Speaking to the Jewish Chronicle, a spokesperson for Prime Minister Theresa May said: "We do not believe that the way to negotiate peace is by focusing on only one issue, in this case the construction of settlements, when clearly the conflict between the Israelis and Palestinians is so deeply complex."
Kerry said in a fiery speech on 28 December that Benjamin Netanyahu's government was "the most committed to settlements in Israel's history.
"Settlements have nothing to do with Israeli security," said the Secretary of State as he defended a two-state solution as "the only way to ensure Israel's future as a Jewish and democratic state living side by side in peace with its neighbours".
The Downing Street spokesperson echoed support for the two-state solution, telling the Jewish Chronicle: "The British government continues to believe that the only way to a lasting peace in the Middle East is through a two-state solution."

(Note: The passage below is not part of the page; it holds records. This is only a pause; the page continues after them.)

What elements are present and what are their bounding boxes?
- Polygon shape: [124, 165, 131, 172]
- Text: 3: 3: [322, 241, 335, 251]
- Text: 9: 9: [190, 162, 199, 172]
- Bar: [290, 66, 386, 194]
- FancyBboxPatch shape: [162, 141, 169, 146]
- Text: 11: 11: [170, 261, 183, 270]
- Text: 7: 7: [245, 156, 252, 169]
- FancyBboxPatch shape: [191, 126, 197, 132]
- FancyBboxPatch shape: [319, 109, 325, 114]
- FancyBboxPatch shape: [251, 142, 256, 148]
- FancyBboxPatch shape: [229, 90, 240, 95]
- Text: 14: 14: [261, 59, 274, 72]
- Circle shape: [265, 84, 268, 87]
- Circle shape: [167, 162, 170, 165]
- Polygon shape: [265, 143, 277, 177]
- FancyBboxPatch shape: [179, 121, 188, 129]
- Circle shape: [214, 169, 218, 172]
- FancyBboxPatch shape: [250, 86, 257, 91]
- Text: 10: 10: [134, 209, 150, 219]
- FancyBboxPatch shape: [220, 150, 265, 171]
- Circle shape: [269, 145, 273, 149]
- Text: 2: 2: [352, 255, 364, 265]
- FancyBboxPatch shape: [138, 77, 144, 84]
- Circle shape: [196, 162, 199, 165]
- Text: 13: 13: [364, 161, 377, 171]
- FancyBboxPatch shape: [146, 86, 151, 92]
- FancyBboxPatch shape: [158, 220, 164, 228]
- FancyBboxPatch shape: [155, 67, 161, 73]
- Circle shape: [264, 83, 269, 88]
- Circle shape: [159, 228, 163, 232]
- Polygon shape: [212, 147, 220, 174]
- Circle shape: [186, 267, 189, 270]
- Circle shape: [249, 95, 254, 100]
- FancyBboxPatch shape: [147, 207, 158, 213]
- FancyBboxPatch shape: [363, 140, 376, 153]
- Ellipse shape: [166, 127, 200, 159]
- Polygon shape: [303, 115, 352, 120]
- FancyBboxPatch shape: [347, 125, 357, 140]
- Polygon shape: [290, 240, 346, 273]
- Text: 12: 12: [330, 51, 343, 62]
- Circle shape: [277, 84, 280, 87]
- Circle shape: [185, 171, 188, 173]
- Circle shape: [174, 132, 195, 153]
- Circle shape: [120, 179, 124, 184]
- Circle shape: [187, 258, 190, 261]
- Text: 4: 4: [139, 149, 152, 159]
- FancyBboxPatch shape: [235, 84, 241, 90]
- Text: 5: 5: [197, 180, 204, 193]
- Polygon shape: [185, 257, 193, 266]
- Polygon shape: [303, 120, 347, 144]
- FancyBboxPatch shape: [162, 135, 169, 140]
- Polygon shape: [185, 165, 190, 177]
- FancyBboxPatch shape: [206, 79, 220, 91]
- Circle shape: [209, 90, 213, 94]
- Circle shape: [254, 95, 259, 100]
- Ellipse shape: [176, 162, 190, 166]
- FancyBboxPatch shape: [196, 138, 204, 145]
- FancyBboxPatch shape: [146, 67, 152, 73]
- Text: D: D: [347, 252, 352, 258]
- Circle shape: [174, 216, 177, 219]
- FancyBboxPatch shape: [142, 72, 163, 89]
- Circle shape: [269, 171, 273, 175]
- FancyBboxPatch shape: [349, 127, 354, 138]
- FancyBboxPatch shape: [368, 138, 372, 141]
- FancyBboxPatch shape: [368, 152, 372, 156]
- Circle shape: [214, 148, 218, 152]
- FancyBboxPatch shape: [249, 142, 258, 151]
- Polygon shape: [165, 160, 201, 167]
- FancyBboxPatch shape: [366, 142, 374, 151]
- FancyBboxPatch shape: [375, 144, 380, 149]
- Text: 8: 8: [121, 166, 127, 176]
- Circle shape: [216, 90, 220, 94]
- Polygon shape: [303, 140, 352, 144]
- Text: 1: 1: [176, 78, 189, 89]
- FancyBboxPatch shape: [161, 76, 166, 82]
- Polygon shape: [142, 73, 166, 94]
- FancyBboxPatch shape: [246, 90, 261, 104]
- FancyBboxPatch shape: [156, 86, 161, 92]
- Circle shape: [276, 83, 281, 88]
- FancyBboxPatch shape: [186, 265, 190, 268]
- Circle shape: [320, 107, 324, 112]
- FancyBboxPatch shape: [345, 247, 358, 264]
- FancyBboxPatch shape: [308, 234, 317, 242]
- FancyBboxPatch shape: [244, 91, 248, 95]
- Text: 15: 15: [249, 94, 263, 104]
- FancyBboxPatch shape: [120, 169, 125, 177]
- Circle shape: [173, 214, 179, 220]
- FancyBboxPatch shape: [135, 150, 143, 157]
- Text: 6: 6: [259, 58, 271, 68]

The UK backed a recent UN resolution calling for the end of illegal Israeli settlements in the occupied territories - a vote the US controversially abstained from and did not veto. The move prompted US President-elect Donald Trump, who had urged for a US veto, to tell Israel to "stay strong" and await his arrival in the Oval Office.
The resolution was rejected by the current Israeli government, with prime minister Netanyahu calling it "shameful" and saying that Israel would "not abide by its terms".
The Number 10 spokesperson added that: "We continue to believe that the construction of settlements in the Occupied Palestinian Territories is illegal, which is why we supported UN Security Council Resolution 2334 last week. But we are also clear that the settlements are far from the only problem in this conflict."
Kerry was further criticised when the spokesperson said that Downing Street did not believe it was "appropriate to attack the composition of the democratically-elected government of an ally."
Opinion on the speech is divided in Israel. Former Prime Minister Ehud Barak, who led Israel's Labor Party, took to Twitter to praise Kerry's speech, saying that it was how "the majority in Israel" thought and accusing Netanyahu of being "dragged" by a "messianic steam", adding that he was "standing in front of an abyss and insisting on walking forward".